震災復興
近年、日本では災害が発生すると、メディアを皮切りにあらゆる場面で“復興”という言葉が使われます。災害支援を行う際も、そのキーワードを掲げて活動が行われるわけですが、「何をすることが復興につながるのか?」「何をもって復興したと言えるのか?」が共有されぬまま時間だけが過ぎていく現状があります。そのような状況を踏まえ、自治体職員やNPO団体、ボランティアなどの災害支援者側が活動をする上で参考になる復興の“知識”や“施策”を掲載します。
自然災害は完全に防ぐことはできません。地震災害の場合は予測することも不可能です。だからこそ被害をできる限り減災するためには、“事前”に復興の定義を共有し、可能な範囲で「事前復興計画」を立てておくことが望まれます。
今もなお復興過程にある東日本大震災の被災地はもちろんのこと、首都直下型地震や南海トラフ地震などが予測されている日本の未来において、少しでも役立つことを切に願っています。
復興のヒストリー
“復興”とは何か。
広辞苑によれば、“復興”とは「ふたたび盛んになること」と定義され、“復旧”とは「もと通りになること」とされています。まさに、復旧は被災の影響を「ゼロ」に戻していく過程であり、復興は被災前の状態より「プラス」の状態をつくり出していくものだといえます。しかし、実際の災害現場においては、辞書のように簡単に“復興”を定義することはできません。
例えば、河川の増水などによって橋桁が落ちた場合、通常は橋を修復する「復旧作業」のみが行われ、「復興計画」が立てられることはありません。つまり、「自然災害=復興」という図式ではなく、“被害程度”によってその判断は変わります。また、復旧には「もとに戻す」という“基準”が存在しますが、復興を掲げた場合には、どの程度までプラスな状態を目指すのかといった明確な基準は存在していないのです。
そのような中、自然災害において“復興”の必要性が考えられるようになったのはいつの頃からなのでしょうか。
“復興”の必要性
日本の災害史の中で“復興”という概念が明確に使われたのは、1923年9月1日に発生した『関東大震災』だったといわれています。マグニチュード7.9、死者約10万人、家屋倒壊や焼失を含めて30万棟以上の被害が出た大規模災害でした。

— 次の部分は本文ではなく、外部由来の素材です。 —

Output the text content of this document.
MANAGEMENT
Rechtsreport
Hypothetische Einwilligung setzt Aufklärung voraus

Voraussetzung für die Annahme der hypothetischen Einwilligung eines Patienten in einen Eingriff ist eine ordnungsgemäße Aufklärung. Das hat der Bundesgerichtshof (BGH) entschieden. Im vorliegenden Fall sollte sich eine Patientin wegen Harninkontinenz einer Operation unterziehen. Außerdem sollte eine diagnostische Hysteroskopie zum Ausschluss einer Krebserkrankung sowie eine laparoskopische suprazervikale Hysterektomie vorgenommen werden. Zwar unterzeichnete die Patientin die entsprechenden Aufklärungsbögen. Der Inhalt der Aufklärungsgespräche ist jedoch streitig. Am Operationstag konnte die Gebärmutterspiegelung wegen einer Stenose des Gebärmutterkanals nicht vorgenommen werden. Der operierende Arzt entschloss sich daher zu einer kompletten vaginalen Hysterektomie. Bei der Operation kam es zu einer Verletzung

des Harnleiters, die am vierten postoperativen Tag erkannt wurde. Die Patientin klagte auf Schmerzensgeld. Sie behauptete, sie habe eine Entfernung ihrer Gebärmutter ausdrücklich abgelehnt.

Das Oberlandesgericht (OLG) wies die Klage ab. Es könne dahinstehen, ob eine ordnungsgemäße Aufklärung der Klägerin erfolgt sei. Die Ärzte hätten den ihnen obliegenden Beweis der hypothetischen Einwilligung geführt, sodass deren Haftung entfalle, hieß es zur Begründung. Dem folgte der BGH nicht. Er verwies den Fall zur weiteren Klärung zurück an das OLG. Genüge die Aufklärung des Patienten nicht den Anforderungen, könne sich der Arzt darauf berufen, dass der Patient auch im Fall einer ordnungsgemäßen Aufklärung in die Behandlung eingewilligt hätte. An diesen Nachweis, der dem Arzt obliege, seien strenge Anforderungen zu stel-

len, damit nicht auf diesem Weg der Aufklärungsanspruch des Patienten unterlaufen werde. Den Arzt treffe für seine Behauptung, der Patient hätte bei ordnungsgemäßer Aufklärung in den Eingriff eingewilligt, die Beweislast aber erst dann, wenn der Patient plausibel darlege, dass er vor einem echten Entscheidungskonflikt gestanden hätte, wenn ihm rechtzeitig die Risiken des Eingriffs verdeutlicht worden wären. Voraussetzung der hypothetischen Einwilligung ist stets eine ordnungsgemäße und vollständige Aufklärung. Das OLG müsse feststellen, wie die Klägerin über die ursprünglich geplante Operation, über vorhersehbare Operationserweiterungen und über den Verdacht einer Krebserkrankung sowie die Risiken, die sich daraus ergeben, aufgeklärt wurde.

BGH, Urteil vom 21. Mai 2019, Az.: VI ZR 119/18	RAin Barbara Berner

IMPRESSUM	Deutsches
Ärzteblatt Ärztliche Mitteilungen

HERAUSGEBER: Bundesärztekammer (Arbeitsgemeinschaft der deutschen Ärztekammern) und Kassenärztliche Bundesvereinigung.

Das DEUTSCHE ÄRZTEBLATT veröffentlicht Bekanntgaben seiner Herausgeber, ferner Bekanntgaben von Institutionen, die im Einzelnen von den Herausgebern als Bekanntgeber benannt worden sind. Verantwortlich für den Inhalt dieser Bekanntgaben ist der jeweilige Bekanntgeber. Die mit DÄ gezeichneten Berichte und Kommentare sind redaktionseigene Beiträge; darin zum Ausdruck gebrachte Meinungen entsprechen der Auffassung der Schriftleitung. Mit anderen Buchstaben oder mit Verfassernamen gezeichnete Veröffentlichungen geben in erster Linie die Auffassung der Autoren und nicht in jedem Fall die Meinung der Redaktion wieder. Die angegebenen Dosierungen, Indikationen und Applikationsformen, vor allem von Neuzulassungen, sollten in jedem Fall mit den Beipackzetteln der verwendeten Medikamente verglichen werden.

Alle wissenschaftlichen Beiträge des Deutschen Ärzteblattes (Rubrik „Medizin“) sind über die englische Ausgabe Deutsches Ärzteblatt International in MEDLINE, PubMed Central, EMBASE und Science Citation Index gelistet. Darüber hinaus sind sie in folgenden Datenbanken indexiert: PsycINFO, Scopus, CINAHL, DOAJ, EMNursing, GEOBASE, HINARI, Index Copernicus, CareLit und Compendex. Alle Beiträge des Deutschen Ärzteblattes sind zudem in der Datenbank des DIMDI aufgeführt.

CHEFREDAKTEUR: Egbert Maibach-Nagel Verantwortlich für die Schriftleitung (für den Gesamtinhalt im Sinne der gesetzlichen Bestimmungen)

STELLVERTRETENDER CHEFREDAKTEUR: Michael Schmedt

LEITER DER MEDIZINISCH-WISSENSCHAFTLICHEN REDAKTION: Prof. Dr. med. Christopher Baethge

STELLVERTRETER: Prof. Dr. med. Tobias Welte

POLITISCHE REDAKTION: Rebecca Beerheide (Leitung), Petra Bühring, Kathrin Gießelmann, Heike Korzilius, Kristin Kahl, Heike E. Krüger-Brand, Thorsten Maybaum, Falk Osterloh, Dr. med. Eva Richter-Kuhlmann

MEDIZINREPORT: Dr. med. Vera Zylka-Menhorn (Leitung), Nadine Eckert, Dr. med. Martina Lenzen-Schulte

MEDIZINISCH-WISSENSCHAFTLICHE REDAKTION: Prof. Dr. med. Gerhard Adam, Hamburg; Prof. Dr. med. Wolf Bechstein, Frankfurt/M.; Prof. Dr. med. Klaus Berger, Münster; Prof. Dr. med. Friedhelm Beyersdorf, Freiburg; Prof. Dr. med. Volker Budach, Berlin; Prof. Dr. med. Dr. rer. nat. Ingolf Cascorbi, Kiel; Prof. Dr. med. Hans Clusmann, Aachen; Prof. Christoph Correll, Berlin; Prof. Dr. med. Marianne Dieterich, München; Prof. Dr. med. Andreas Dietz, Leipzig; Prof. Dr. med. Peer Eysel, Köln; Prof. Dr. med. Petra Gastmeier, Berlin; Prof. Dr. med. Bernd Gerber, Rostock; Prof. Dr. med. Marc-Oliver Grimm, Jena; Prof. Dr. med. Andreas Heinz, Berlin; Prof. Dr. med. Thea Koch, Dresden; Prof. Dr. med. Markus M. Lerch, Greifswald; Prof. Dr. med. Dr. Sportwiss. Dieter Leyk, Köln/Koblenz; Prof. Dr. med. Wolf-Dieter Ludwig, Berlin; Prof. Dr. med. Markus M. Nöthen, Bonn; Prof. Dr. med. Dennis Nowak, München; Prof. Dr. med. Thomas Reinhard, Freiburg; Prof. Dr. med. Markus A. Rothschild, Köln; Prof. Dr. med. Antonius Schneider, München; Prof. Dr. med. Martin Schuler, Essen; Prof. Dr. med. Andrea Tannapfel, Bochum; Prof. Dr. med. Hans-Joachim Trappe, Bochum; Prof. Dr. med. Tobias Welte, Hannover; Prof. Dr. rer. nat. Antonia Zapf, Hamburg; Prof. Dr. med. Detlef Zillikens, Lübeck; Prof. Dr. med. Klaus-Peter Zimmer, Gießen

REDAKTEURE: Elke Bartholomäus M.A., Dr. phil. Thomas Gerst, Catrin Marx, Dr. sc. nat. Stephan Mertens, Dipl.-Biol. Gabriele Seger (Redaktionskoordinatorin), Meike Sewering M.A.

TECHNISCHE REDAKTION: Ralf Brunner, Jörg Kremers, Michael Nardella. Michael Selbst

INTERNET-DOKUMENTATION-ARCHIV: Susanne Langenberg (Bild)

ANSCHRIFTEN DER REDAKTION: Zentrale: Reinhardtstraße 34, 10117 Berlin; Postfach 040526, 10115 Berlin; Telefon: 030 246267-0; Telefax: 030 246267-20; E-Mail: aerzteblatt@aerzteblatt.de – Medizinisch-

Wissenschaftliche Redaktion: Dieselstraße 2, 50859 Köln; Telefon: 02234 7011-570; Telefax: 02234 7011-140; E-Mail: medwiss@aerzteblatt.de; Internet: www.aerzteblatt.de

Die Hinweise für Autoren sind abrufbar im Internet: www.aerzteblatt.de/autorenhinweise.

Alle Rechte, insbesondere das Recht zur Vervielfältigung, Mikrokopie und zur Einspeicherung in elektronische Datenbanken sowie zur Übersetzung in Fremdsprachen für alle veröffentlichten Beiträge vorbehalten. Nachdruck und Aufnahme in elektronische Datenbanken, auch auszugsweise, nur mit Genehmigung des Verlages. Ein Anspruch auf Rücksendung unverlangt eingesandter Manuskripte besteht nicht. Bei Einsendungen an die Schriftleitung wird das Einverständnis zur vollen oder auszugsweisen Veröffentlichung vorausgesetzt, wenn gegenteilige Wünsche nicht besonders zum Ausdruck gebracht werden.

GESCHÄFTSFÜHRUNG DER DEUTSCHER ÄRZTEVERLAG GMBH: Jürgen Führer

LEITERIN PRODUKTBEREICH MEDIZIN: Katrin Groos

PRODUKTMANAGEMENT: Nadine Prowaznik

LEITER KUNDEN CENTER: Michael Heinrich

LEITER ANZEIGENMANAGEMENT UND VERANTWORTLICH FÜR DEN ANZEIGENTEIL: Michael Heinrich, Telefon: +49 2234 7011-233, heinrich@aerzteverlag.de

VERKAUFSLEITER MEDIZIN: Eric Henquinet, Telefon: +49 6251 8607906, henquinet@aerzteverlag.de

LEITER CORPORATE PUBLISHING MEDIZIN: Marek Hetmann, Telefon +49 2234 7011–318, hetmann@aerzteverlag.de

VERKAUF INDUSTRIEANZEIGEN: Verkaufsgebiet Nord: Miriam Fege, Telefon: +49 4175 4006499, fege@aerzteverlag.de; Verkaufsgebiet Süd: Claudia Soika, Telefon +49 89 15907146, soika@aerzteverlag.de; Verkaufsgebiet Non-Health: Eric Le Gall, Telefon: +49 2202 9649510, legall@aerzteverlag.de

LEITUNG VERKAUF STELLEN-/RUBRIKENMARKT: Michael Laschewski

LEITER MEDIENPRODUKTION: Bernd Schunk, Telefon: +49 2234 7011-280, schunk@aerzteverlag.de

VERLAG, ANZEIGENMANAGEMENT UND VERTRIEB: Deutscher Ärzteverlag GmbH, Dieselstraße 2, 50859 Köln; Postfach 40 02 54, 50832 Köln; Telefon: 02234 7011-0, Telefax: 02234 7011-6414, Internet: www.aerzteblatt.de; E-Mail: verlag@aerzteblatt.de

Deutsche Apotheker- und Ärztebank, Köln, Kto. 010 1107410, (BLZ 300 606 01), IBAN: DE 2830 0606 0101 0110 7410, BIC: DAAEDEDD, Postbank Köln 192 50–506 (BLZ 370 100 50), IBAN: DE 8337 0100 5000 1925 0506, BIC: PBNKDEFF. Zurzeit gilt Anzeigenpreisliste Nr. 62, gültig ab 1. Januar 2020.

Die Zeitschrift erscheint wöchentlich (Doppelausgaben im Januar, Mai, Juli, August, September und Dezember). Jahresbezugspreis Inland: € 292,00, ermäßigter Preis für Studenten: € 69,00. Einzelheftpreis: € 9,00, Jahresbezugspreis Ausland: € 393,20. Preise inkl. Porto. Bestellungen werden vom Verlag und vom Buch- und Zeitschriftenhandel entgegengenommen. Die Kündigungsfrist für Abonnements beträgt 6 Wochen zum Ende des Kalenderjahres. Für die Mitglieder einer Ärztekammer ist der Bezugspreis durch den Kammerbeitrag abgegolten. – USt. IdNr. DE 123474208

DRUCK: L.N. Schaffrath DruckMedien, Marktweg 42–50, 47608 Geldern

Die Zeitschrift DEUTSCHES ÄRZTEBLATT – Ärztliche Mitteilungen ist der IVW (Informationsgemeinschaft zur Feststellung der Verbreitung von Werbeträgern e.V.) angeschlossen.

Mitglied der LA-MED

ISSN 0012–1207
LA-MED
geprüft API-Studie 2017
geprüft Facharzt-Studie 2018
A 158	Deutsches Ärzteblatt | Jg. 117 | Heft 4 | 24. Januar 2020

当時、内務大臣に就任した後藤新平は『復興院』という組織を立ち上げ、震災翌日には「東京を旧状のまま再建させない」と『東京復興4方針』を打ち出して遷都を否定。30億円もの復興費をかけ、欧米の最新の都市計画を適用した「復興計画」を実施しました。その背景には、首都・東京が壊滅的な被害を受けた中で「もと通りにするだけで良いのか?」「同規模の災害が起きたらどうするのか?」という議論があり、もとに戻すという“復旧”の思想ではなく、災害以前よりも改善された新しい都市を目指す“復興”の必要性が認識されたのでした。